La seconde raison qui peut faire penser que nous voyons tous les êtres à cause que Dieu veut que ce qui est en lui qui les représente nous soit découvert, et non point parce que nous avons autant d’idées créées avec nous que nous pouvons voir de choses, c’est que cela met les esprits créés dans une entière dépendance de Dieu, et la plus grande qui puisse être ; car cela étant ainsi, non-seulement nous ne saurions rien voir que Dieu ne veuille bien que nous le voyions, mais nous ne saurions rien voir que Dieu même ne nous le fasse voir. Non sumus sufficíentes cogítare alíquid a nobis tanquam ex nobis, sed sufficientía nostra ex Deo est[1]. C’est Dieu même qui éclaire les philosophes dans les connaissances que les hommes ingrats appellent naturelles, quoiqu’elles ne leur viennent que du ciel : Deus enim illis manífestavit[2]. C’est lui qui est proprement la lumière de l’esprit et le père des lumières. Pater luminum[3] : c’est lui qui enseigne la science aux hommes : Qui docet hominem scientiam[4] En un mot, c’est la véritable lumière qui éclaire tous ceux qui viennent en ce monde : Lux vera quæ illumínat omnem homínem venientem in hunc mundum[5]

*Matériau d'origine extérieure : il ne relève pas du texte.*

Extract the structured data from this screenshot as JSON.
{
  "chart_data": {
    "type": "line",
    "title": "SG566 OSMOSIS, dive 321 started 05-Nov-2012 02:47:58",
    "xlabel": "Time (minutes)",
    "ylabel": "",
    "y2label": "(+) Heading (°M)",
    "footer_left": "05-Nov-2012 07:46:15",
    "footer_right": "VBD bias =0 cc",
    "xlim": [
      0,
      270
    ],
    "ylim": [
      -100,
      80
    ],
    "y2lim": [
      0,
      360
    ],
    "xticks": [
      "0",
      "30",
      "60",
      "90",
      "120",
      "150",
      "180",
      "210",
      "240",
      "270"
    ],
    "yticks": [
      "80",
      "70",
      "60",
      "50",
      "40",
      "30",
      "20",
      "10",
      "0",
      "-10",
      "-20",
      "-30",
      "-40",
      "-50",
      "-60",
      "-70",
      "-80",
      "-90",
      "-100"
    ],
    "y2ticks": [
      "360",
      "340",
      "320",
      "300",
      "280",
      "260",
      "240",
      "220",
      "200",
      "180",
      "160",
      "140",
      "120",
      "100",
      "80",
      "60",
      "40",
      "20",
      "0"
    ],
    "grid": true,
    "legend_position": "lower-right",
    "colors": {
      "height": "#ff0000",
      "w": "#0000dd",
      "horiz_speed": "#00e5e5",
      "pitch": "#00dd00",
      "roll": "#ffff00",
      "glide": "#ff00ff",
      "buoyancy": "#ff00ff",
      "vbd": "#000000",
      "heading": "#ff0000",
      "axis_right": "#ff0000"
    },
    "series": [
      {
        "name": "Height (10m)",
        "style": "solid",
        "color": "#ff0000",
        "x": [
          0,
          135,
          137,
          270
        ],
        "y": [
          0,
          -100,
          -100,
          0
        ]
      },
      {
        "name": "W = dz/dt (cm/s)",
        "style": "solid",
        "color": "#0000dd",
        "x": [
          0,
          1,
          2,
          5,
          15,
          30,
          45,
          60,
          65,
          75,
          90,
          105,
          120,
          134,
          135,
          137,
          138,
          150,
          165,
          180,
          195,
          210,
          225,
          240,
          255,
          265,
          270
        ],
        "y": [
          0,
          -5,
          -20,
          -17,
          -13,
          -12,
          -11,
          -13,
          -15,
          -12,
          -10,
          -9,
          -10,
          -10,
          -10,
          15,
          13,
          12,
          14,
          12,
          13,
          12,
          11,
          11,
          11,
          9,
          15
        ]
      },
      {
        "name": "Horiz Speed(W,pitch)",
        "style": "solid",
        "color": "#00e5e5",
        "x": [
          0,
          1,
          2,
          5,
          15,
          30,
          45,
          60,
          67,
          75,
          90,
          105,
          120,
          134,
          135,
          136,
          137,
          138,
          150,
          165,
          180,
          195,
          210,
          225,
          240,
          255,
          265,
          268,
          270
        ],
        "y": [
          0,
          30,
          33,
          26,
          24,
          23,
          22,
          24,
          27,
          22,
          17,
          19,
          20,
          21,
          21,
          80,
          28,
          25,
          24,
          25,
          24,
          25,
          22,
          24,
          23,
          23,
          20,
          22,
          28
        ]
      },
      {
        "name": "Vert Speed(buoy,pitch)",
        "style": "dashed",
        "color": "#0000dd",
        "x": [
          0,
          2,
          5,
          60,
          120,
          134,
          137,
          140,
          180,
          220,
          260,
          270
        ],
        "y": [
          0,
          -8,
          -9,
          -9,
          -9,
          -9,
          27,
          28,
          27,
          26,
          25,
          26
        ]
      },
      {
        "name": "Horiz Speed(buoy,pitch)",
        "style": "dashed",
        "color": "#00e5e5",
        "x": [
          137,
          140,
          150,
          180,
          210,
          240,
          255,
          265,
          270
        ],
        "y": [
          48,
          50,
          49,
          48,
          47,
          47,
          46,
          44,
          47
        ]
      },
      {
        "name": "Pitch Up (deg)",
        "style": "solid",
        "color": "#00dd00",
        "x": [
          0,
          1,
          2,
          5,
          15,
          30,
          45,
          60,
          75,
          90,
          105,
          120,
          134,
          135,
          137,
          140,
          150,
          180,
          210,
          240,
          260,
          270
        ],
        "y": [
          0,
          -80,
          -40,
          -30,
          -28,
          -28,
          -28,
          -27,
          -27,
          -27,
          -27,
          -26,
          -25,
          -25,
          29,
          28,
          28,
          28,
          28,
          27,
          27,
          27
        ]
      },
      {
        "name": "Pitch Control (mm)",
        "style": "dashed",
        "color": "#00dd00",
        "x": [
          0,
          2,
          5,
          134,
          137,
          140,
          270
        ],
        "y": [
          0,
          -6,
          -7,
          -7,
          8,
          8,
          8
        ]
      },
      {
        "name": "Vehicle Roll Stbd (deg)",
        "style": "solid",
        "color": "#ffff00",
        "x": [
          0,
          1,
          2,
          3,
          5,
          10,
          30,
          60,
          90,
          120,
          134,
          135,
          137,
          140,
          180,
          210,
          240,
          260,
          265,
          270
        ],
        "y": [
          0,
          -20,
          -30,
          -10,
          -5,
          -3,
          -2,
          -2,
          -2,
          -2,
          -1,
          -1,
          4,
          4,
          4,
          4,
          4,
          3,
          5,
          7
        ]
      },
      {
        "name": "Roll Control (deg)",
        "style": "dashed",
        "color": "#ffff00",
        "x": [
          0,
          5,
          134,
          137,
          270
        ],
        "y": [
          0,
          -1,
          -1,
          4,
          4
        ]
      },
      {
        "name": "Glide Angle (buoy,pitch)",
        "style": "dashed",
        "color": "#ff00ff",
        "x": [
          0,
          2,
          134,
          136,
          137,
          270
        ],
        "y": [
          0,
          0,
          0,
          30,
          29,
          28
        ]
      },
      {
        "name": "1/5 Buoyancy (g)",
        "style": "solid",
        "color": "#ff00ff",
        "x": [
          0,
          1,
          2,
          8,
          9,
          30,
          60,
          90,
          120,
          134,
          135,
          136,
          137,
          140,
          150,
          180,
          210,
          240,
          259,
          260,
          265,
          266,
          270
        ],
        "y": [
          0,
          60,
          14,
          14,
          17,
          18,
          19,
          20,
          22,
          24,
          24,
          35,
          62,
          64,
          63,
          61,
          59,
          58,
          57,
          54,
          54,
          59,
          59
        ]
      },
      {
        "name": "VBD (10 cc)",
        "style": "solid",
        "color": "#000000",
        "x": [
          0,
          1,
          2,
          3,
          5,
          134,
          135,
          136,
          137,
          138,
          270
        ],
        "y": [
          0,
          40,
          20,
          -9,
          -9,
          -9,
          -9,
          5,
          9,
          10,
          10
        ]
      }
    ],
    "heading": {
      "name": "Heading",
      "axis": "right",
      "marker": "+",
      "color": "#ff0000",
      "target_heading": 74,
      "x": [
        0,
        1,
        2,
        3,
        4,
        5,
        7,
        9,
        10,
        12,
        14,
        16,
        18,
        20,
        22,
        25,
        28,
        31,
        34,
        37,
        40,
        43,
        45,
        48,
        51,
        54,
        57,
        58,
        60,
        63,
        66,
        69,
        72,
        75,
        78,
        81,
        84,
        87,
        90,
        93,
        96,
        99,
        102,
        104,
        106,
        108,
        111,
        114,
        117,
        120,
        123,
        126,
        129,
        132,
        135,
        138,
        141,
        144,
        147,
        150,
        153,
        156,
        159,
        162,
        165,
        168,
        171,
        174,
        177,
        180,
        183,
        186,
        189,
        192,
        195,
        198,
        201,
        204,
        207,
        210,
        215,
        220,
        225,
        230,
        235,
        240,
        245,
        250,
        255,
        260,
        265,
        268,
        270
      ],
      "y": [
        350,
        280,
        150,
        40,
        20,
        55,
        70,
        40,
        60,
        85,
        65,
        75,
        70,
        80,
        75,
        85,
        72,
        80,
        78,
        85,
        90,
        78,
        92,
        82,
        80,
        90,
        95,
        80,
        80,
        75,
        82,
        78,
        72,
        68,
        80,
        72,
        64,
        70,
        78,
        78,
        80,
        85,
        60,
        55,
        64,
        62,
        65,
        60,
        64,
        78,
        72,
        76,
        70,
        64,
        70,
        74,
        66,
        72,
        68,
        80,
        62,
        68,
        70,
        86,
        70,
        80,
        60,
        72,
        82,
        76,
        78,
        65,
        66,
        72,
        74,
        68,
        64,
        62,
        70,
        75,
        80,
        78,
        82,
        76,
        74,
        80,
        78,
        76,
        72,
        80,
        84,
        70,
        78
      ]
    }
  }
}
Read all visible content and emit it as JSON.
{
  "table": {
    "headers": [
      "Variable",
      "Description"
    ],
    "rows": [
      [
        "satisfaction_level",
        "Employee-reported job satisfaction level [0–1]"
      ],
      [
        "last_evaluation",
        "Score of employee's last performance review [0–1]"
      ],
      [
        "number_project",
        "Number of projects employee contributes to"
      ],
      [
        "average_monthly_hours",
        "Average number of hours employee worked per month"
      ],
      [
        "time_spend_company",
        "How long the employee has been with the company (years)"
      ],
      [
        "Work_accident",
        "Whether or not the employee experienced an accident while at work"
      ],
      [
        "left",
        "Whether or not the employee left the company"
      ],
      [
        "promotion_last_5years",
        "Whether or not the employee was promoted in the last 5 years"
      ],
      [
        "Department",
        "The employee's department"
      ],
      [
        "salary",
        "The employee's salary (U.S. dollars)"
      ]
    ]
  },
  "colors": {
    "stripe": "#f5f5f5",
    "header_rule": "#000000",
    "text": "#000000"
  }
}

Car enfin il est assez difficile de comprendre distinctement la dépendance que nos esprits ont de Dieu dans toutes leurs actions particulières, supposé qu’ils aient tout ce que nous connaissons distinctement leur être nécessaire pour agir, ou toutes les idées des choses présentes leur esprit. Et ce mot général et confus de concours, par lequel on prétend expliquer la dépendance que les créatures ont de Dieu, ne réveille dans un esprit attentif aucune idée distincte ; et cependant il est bon que les hommes sachent très-distinctement comment ils ne peuvent rien sans Dieu.

Mais la plus forte de toutes les raisons, c’est la manière dont l’esprit aperçoit toutes choses. Il est constant, et tout le monde le sait par expérience, que lorsque nous voulons penser à quelque chose en particulier, nous jetons d’abord la vue sur tous les êtres, et nous nous appliquons ensuite à la considération de l’objet auquel nous souhaitons de penser. Or il est indubitable que nous ne saurions désirer de voir un objet particulier, que nous ne le voyions déjà, quoique confusément et en général : de sorte que, pouvant désirer de voir tous les êtres, tantôt l’un tantôt l’autre, il est certain que tous les êtres sont présents à notre esprit, et il semble que tous

  1. 1. 2 ad Cor. 3, 5.
  2. Rom. 1, 17.
  3. Jac. 1, 17.
  4. Ps. 93, 10.
  5. Joann. 1, 11.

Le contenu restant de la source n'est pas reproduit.